I entered my public DNS URL into my browser, and I can access my site as expected; however, when I simply enter the Elastic-IP/Public-IP address associated with this DNS URL, I receive a blank white screen (empty HTML document). When I enter my DNS url on WhatsMyDNS.net, it shows the expected Elastic IP for all locations; also, when I dig +trace +add www.mySite.com
, I see the expected nameservers; thus, I doubt this is a DNS propagation issue.
This leads me to believe I have an issue elsewhere, possibly with my security groups. For my security groups, I have the following configuration for debugging:
(Inbound)
HTTP, TCP, Port 80, 0.0.0.0/0
SSH, TCP, Port 22, 0.0.0.0/0
and
(Outbound)
All Traffic, All, All, 0.0.0.0/0
My VPC Network Interface has the same Security Group and is applied to the correct Instance, and likewise, my Elastic IP is associated to the correct Network Interface. Everything relates back to the proper EC2 Instance.
I'm far from an expert with AWS, and I've read numerous posts on this, but nothing seems to be glaringly obvious as to how I can go about fixing this. Could it be something with Network ACLs? Do I need VPN connections? Maybe something in the VPC Route Tables?
What can I check for specifically to debug and fix this? Has anyone experienced this previously and know where I may have gone wrong?
If more information is necessary, please let me know. Thank you.
On my EC2 instance, if I stop my server:
502 Bad Gateway, Nginx
error (needless to say, I'm using Nginx as my front-end server). But...I have discovered this in my error logs after making a few more attempts:
*564 connect() failed (111: Connection refused) while connecting to upstream
I assume this is a clear indicator of my problem, and I will debug this.
If anyone knows off-hand, feel free to comment of course.
Upvotes: 0
Views: 5615
Reputation: 179124
If your DNS is correct, then it's not going to be anything related to security groups and ACLs, because they are completely unaware of DNS.
The problem is likely to be on your web server configuration.

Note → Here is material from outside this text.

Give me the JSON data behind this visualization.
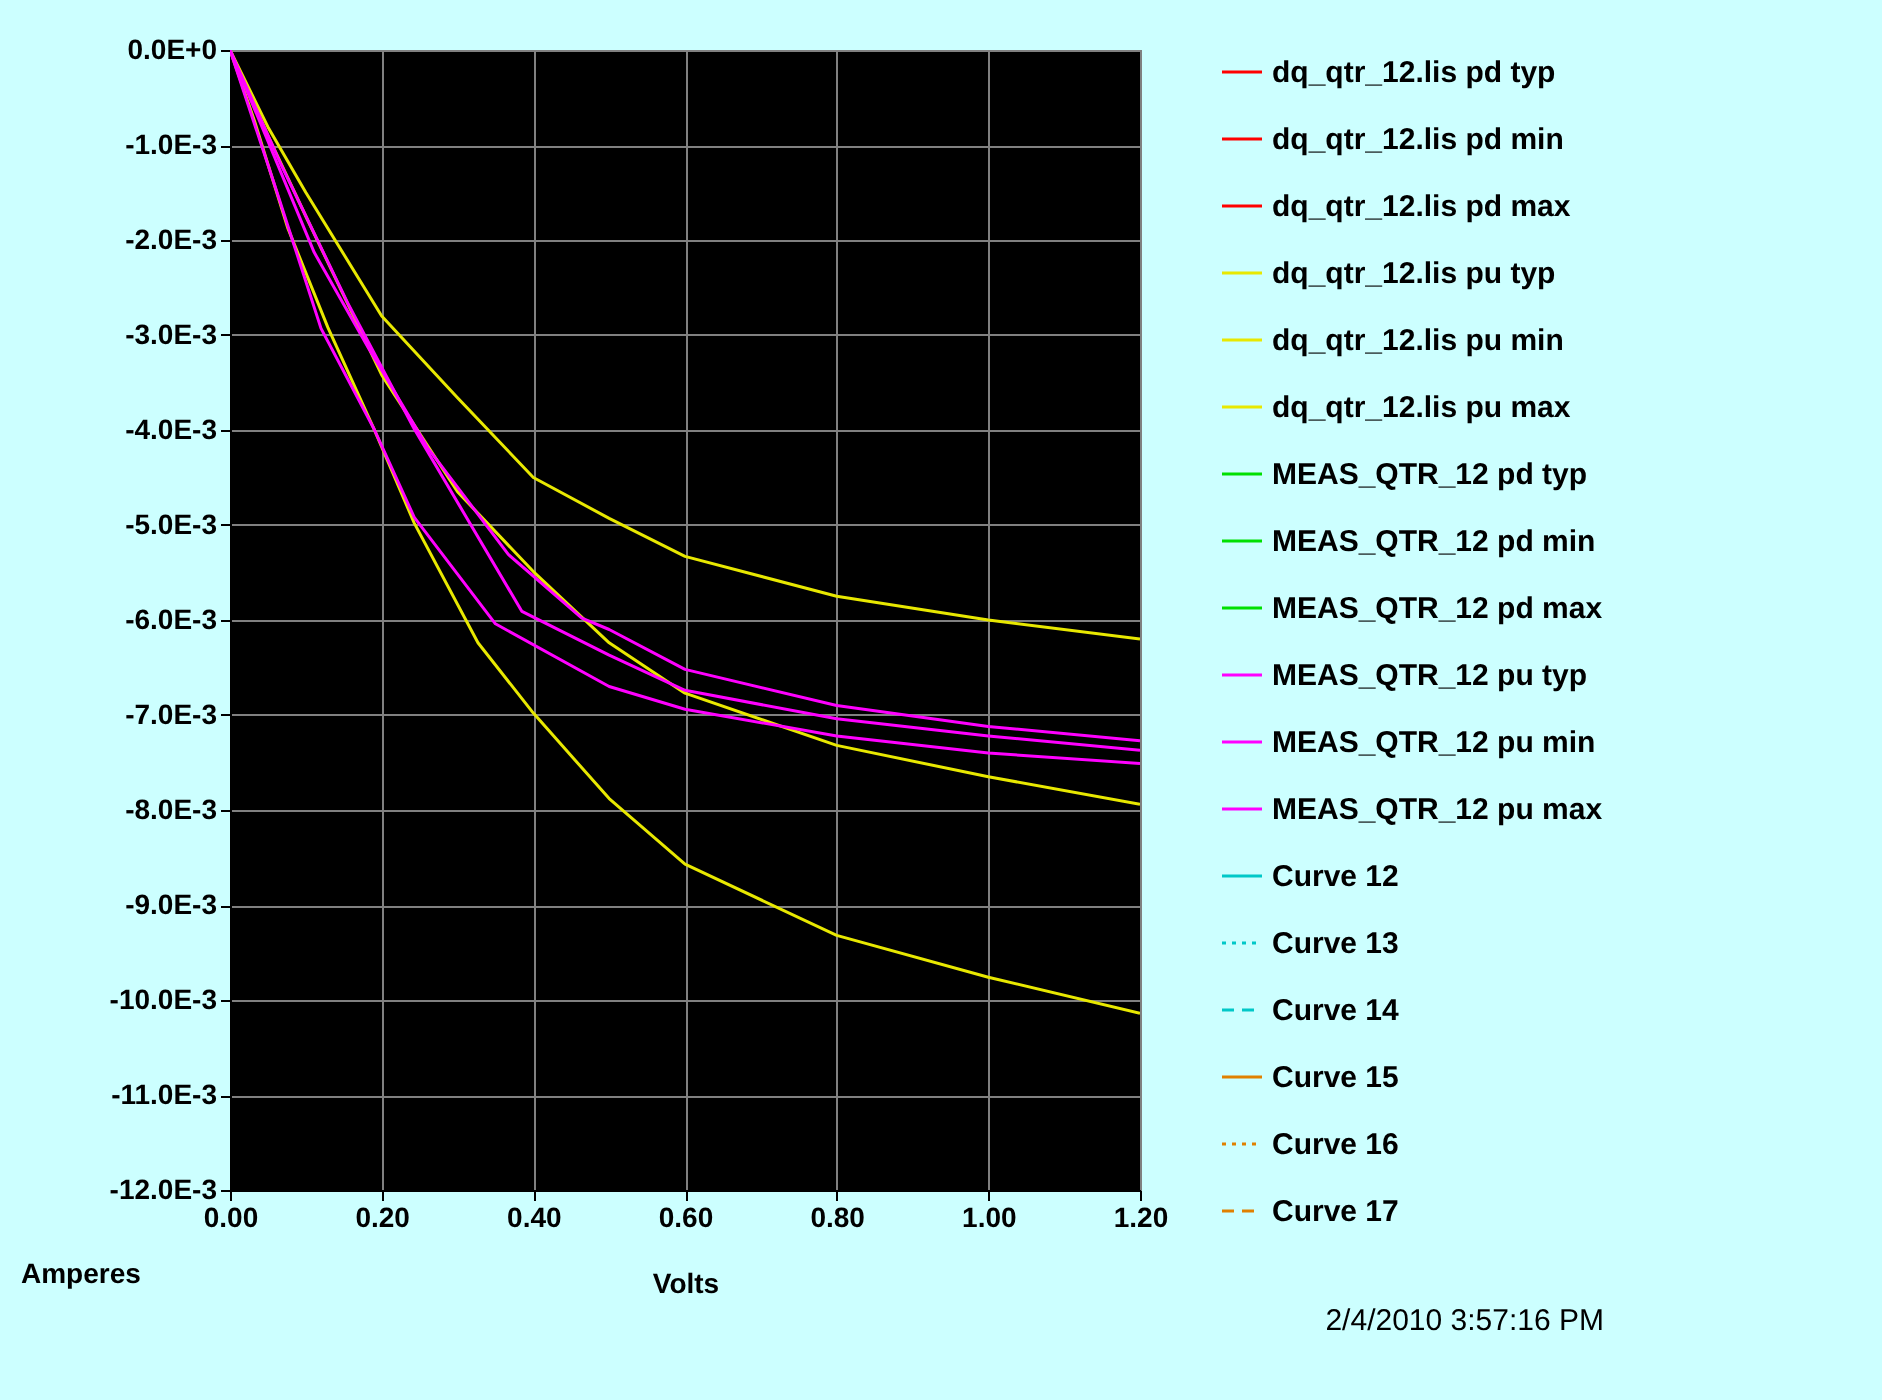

Since the hostname or IP address from the browser's address bar is sent to the web server in the HTTP Host:
header with every request, the web server has the opportunity of serving different "sites" behind that single Elastic IP.
If you don't have it explicitly or implicitly (via some variant of a "default site" setting) configured to expect requests when the Host:
header contains the IP address instead of the hostname, results vary by server, since it may have no idea what to do.
Check the web server logs for these blank screeen requests, as well as your config and the appropriate docs for the server software you are running.